La piedra se muestra en el interior del Parque Nacional Barranca del Cupatitzio (incluso en una ocasión hasta le pintaron una flechita), donde nace el río del mismo nombre, al brotar un manantial que se llama Rodilla del Diablo y que recibe la basura y las descargas de aguas negras que provienen de la Barranca de la Guerra.

Pero la realidad, tras ese bucólico relato es que el demonio nunca ha sido expulsado del parque, ya que periódicamente reaparece disfrazado de buenas intenciones.

El espacio fue declarado Parque Nacional en 1938 por un decreto presidencial del general Lázaro Cárdenas, para disfrute del pueblo. Se le llamó Licenciado Eduardo Ruíz en honor de que el parque ante era la Quinta Ruíz y luego fue administrado por la Comisión del Balsas. Desde por 1979, la entonces Secretaría de Agricultura y Recursos Hidráulicos (SARH) transfirió la administración al municipio de Uruapan bajo la figura de un patronato.

Hasta 1996, un grupo de notables administraba a su arbitrio el parque y construyó el cargadero de pipas para vender agua y la granja de trucha. Pocas veces rendían cuentas y cuando Mary Dóddoli llegó a la Presidencia Municipal, disolvió el patronato. También en ese año un decreto presidencial ratificó la administración mediante un patronato, lo cual se publicó en el Diario Oficial de la Federación, donde se hizo oficial que se desincorporan del régimen de dominio público de la Federación la fracción del Parque Nacional Barranca del Cupatitzio que había sido invadida en la década de 1960 y que formaban las colonias 28 de Octubre y Juan de Ayala.

Entonces el Ayuntamiento asumió la administración de lo que desde antes se denominaba como la caja chica del gobierno municipal y nadie hacía olas para hablar de hacer convenios con la Federación. En 1999 se instaló un patronato integrado por representantes de 32 organismos civiles y en el 2000 se creó la Conanp, que desde esa fecha ha querido, ayudada por algunas autoridades locales, asumir el control del lugar, pero se firmó un convenio con el Ayuntamiento, quien siguió a cargo de la administración.

La devastación del parque a consecuencia de incendios, caza, la instalación inmemorial de comerciantes, el saqueo de sus recursos, generó la necesidad de pedirle auxilio a la Conanp, por lo cual en el 2000 se firmó un convenio entre la Secretaría de Medio Ambiente y Recursos Naturales por conducto de la Comisión Nacional de Áreas Naturales Protegidas, y la asociación civil denominada Patronato del Parque Nacional Barranca del Cupatitzio AC, “con el objeto de transferir a esta última la administración del Área Natural Protegida, con la categoría de Parque Nacional denominado Barranca del Cupatitzio, así como para llevar a cabo diversas acciones que apoyen la restauración, conservación, desarrollo y vigilancia del mismo”.

Para ese momento ya habían pasado por el parque por lo menos tres patronatos distintos, el último de los cuales fue disuelto por el ex presidente municipal panista, Antonio Rodríguez González.

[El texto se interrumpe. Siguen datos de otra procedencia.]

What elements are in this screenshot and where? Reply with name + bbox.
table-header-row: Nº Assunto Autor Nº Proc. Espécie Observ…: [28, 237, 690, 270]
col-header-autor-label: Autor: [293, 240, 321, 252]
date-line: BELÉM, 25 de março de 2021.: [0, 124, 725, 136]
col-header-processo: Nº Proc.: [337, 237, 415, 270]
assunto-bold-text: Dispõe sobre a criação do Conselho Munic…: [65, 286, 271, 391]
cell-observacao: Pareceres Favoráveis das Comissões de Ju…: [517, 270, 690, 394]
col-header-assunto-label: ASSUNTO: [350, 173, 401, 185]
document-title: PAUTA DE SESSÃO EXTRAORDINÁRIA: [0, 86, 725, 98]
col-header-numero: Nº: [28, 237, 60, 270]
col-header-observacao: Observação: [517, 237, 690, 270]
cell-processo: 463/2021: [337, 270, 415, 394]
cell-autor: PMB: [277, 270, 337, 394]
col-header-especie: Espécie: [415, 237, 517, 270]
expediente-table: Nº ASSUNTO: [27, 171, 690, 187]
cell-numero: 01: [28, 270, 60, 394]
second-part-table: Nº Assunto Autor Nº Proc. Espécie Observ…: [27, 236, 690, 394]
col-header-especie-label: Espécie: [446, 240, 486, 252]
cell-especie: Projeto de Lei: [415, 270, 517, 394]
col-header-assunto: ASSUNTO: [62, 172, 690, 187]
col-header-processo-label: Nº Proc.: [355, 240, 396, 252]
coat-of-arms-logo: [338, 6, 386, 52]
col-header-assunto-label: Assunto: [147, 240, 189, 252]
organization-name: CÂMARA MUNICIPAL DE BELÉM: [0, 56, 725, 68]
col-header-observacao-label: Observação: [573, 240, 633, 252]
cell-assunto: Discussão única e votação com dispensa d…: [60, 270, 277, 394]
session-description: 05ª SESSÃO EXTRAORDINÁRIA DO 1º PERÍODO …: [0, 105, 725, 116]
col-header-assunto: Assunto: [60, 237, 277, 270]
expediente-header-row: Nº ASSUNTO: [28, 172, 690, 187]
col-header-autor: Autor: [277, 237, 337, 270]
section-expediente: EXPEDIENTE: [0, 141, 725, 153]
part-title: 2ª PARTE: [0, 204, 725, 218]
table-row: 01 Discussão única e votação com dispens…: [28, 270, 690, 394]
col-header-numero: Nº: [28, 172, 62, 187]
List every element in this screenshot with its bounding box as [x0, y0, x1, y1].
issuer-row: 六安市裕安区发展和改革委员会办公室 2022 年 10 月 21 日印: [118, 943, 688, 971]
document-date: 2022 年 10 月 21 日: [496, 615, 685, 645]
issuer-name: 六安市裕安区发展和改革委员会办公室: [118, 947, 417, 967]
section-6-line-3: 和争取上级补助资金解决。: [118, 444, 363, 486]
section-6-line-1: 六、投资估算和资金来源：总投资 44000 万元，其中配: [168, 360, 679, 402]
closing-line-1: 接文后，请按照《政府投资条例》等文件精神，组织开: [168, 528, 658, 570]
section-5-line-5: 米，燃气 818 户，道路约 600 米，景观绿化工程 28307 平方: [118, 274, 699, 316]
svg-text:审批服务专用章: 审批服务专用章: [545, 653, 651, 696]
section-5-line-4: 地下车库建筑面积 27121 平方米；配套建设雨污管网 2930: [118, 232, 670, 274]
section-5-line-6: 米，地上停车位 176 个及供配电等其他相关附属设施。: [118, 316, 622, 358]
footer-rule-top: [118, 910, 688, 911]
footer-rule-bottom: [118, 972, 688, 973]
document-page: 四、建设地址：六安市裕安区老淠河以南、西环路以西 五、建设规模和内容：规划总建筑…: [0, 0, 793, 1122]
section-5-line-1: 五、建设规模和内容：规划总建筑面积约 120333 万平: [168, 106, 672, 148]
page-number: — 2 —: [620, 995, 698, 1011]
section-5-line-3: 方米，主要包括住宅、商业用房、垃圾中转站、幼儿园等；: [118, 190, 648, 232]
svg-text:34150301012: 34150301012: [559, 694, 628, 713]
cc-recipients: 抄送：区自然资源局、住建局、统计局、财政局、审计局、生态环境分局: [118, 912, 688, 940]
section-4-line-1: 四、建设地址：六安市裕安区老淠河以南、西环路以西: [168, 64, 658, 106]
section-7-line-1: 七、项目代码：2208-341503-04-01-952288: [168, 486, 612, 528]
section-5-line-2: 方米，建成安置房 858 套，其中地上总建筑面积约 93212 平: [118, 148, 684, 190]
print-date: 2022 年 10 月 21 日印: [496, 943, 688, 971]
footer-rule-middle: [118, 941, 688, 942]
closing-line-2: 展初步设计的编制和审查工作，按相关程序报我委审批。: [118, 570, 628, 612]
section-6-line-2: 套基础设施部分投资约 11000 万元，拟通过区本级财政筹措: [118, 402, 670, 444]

La Conanp le hincó el diente al parque y se nombró a una directora que fue repudiada por sus acciones, Gloria Tavera, y a un subdirector, Rafael Soriano, actual director del área de montaña, quien lleva años realizando diversos aprovechamientos sin rendir cuentas.

Hace dos años la pasada administración municipal decretó las tantas veces anunciada municipalización del parque, pero el acuerdo finalmente no se firmó porque a grandes rasgos, el municipio tendría que hacerse cargo de todos los gastos y entregar los ingresos a la Federación.

El pasado viernes se autorizó al presidente municipal, Víctor Manríquez, firmar un convenio en las mismas condiciones, con lo cual el parque, a pesar de estar situado en el centro de Uruapan, volvió a quedar muy lejos de manos uruapenses y muy cerca de la presencia del Diablo.